I'm new to fastapi and I'm having some issues setting up a one to many relationship. My API works fine when I have the code for the relationship commented out but when trying to have the relationship in it causes an error saying

reverse_property 'process' on relationship ProcessModel.tasks references relationship TaskModel.process, which does not reference mapper mapped class ProcessModel->processes

I'm not sure what this means and I've tried looking around to find out but can't really find any info on this. I've followed the basic model creation tutorial on the fastapi website which is how I built the below but am still getting the error. Any pointers would be appreciated.

from sqlalchemy import Column, ForeignKey, Integer, String, DateTime
from sqlalchemy.orm import relationship

from database import Base

class ClientModel(Base):
    __tablename__ = "clients"

    id = Column(Integer, primary_key=True, index=True)
    client_name = Column(String, index=True)

    tasks = relationship("TaskModel", back_populates="client")


class ProcessModel(Base):
    __tablename__ = "processes"

    id = Column(Integer, primary_key=True, index=True)
    process_name = Column(String, index=True)

    tasks = relationship("TaskModel", back_populates="process")


class StatusModel(Base):
    __tablename__ = "statuses"

    id = Column(Integer, primary_key=True, index=True)
    status_name = Column(String, index=True)

    tasks = relationship("TaskModel", back_populates="status")


class TaskModel(Base):
    __tablename__ = "tasks"

    id = Column(Integer, primary_key=True, index=True)
    script_log = Column(String, index=True)
    start_timestamp = Column(DateTime, index=True)
    finish_timestamp = Column(DateTime, index=True)

    client_id = Column(Integer, ForeignKey("clients.id"))
    client = relationship("ClientModel", back_populates="tasks")

    process_id = Column(Integer, ForeignKey("processes.id"))
    process = relationship("ClientModel", back_populates="tasks")

    status_id = Column(Integer, ForeignKey("statuses.id"))
    status = relationship("ClientModel", back_populates="tasks")

CodePudding user response:

After changing the foreign key field on each of the fields in the TaskModel this sorted the issue

CodePudding user response:

When you add a relationship the first parameter is the object that contains the relationship to that table:

class ProcessModel(Base):
    ...

    tasks = relationship("TaskModel", back_populates="process")

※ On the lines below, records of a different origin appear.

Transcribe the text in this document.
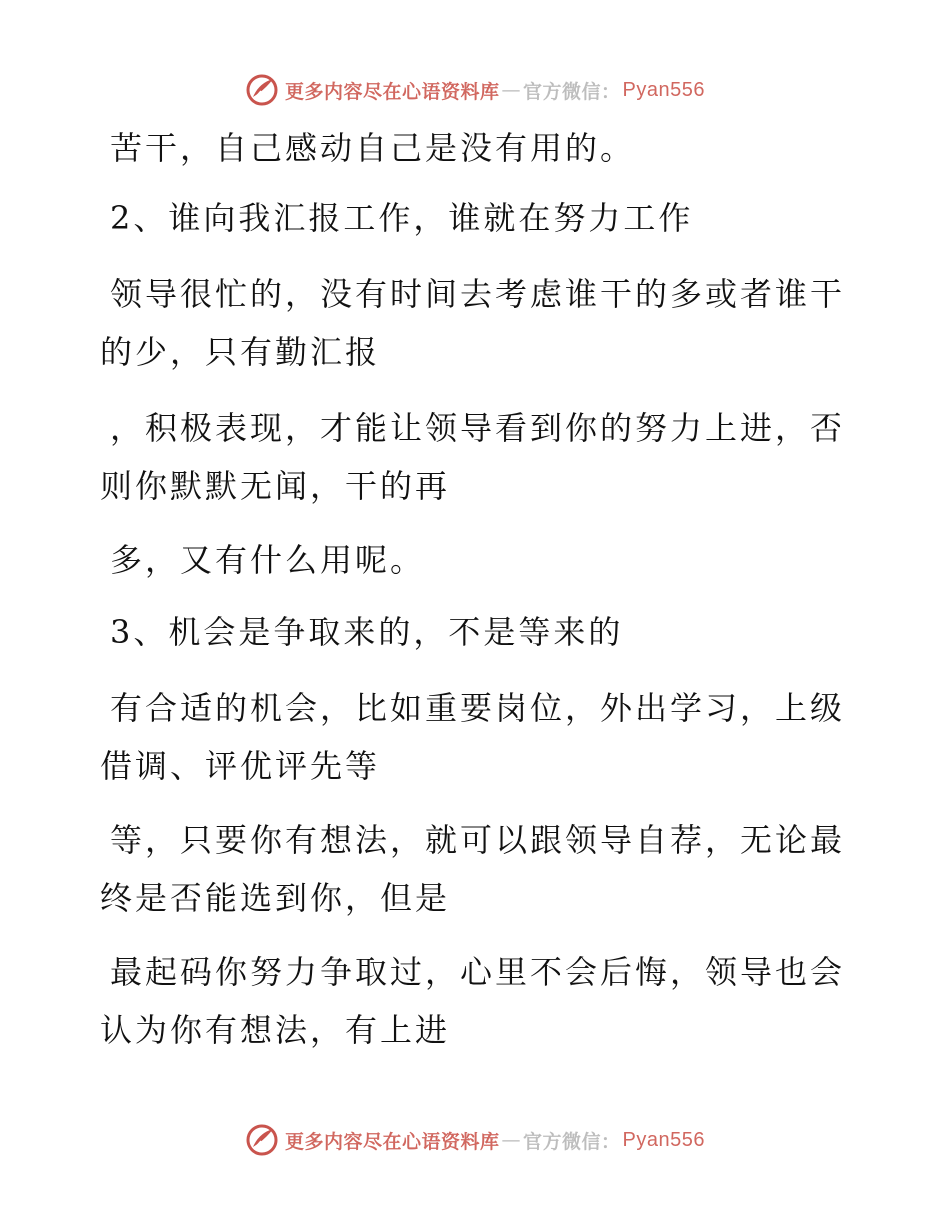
更多内容尽在心语资料库 — 官方微信： Pyan556
苦干，自己感动自己是没有用的。
2、谁向我汇报工作，谁就在努力工作
领导很忙的，没有时间去考虑谁干的多或者谁干
的少，只有勤汇报
，积极表现，才能让领导看到你的努力上进，否
则你默默无闻，干的再
多，又有什么用呢。
3、机会是争取来的，不是等来的
有合适的机会，比如重要岗位，外出学习，上级
借调、评优评先等
等，只要你有想法，就可以跟领导自荐，无论最
终是否能选到你，但是
最起码你努力争取过，心里不会后悔，领导也会
认为你有想法，有上进
更多内容尽在心语资料库 — 官方微信： Pyan556
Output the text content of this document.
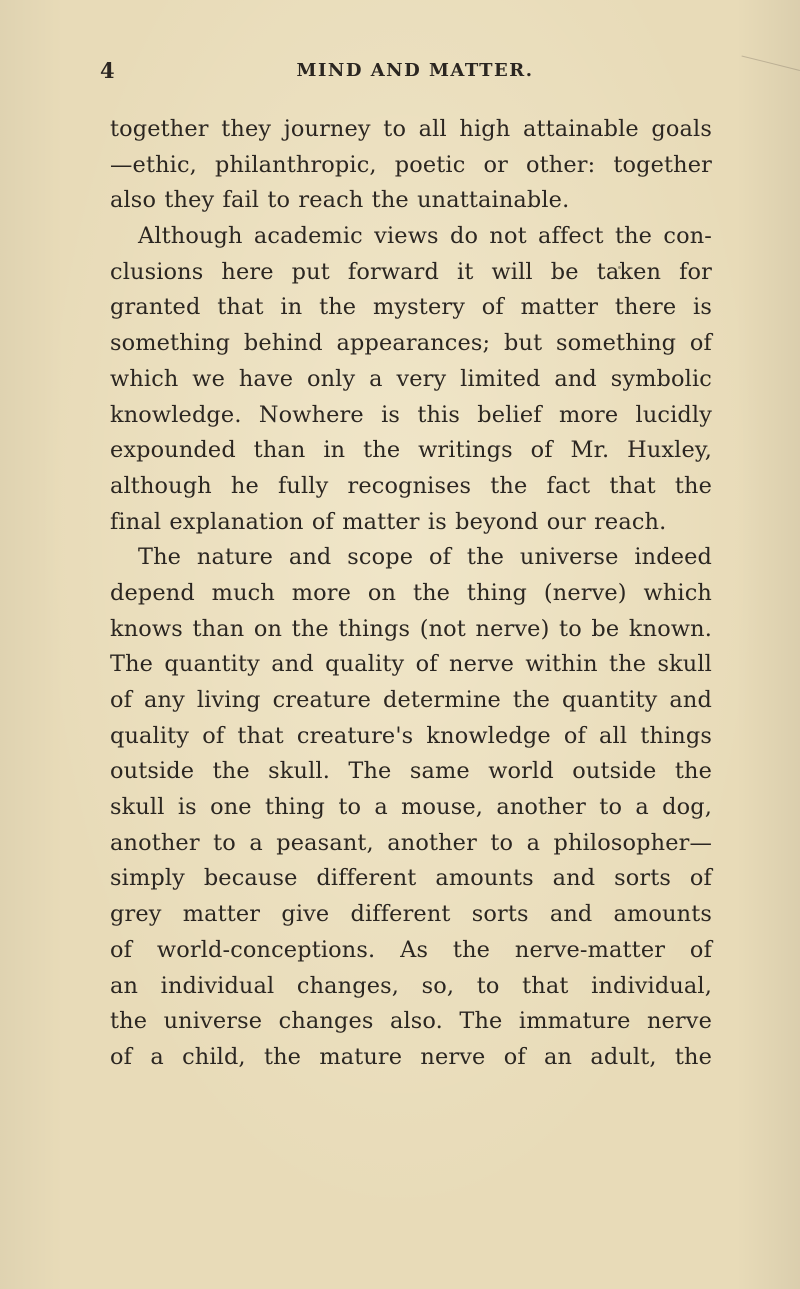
4	MIND AND MATTER.
together they journey to all high attainable goals
—ethic, philanthropic, poetic or other: together
also they fail to reach the unattainable.
Although academic views do not affect the con-
clusions here put forward it will be taken for
granted that in the mystery of matter there is
something behind appearances; but something of
which we have only a very limited and symbolic
knowledge. Nowhere is this belief more lucidly
expounded than in the writings of Mr. Huxley,
although he fully recognises the fact that the
final explanation of matter is beyond our reach.
The nature and scope of the universe indeed
depend much more on the thing (nerve) which
knows than on the things (not nerve) to be known.
The quantity and quality of nerve within the skull
of any living creature determine the quantity and
quality of that creature's knowledge of all things
outside the skull. The same world outside the
skull is one thing to a mouse, another to a dog,
another to a peasant, another to a philosopher—
simply because different amounts and sorts of
grey matter give different sorts and amounts
of world-conceptions. As the nerve-matter of
an individual changes, so, to that individual,
the universe changes also. The immature nerve
of a child, the mature nerve of an adult, the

This needs to match the class name given in the TaskModel relationship that points back to the ProcessModel class:

process_id = Column(Integer, ForeignKey("processes.id"))
process = relationship("ClientModel", back_populates="tasks")
                        ^---- This needs to be ProcessModel

.. since that is where we expect the relationship to be defined.

process = relationship("ProcessModel", back_populates="tasks")

You'll have to make the same change in the two other locations where you're still referring to ClientModel in your relationship call for other models.